A regional court in Munich has ruled that OpenAI’s ChatGPT violated German copyright laws by reproducing lyrics from songs by best-selling musician Herbert Grönemeyer, among others, Reuters reported on Tuesday.

The case, brought by German music rights society GEMA, alleged that OpenAI trained its language models on protected works from nine German songs, including Grönemeyer’s hits “Männer” and “Bochum.” Presiding judge Elke Schwager ordered OpenAI to pay damages, though the amount was not disclosed.

GEMA, whose members include composers, lyricists, and publishers, said it hoped the ruling would open discussions on fair remuneration for copyright holders. “The internet is not a self-service store, and human creative achievements are not free templates,” GEMA CEO Tobias Holzmueller said following the decision.

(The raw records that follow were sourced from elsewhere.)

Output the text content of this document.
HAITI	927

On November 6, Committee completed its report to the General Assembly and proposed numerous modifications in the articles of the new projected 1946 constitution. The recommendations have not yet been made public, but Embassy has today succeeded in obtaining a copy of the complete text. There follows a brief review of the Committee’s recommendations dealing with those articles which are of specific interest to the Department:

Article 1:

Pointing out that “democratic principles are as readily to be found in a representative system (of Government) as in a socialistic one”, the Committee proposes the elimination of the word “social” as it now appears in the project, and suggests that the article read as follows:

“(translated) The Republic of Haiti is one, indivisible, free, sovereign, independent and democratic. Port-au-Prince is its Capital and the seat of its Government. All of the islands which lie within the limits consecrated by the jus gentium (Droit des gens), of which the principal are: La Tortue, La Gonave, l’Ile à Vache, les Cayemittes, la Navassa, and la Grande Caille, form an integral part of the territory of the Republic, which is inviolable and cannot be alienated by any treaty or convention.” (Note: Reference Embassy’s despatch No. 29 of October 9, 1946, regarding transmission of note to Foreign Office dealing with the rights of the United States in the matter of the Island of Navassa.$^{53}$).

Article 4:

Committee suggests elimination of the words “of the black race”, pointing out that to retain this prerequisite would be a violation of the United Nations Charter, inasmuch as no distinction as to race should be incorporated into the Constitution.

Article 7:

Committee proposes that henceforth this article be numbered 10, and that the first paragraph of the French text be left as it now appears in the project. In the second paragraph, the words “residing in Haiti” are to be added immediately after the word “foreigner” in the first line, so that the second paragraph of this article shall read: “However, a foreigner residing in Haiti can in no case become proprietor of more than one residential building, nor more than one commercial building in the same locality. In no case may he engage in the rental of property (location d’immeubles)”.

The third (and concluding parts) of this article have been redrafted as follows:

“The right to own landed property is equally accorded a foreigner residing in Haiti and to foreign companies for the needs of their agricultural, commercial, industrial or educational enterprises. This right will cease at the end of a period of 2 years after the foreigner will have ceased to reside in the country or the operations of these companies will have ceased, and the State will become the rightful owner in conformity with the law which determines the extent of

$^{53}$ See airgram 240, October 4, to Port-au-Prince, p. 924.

OpenAI argued that its models do not store or copy specific training data but instead generate outputs based on learned patterns from the entire dataset. The company maintained that responsibility for reproducing copyrighted text lies with the user issuing the prompt, not the model itself. The court rejected that defense, finding that both the memorization of protected content and its reproduction through ChatGPT outputs infringed copyright exploitation rights.

The decision could set an important precedent for how AI companies use copyrighted materials in Europe. OpenAI said it disagreed with the ruling and was considering next steps, noting the decision affects “a limited set of lyrics.”

The dispute adds to a growing wave of global legal challenges over AI training data. Earlier this year, leading Bollywood music labels sought to join a similar lawsuit in India, signaling broader industry pushback against how generative AI tools use copyrighted music.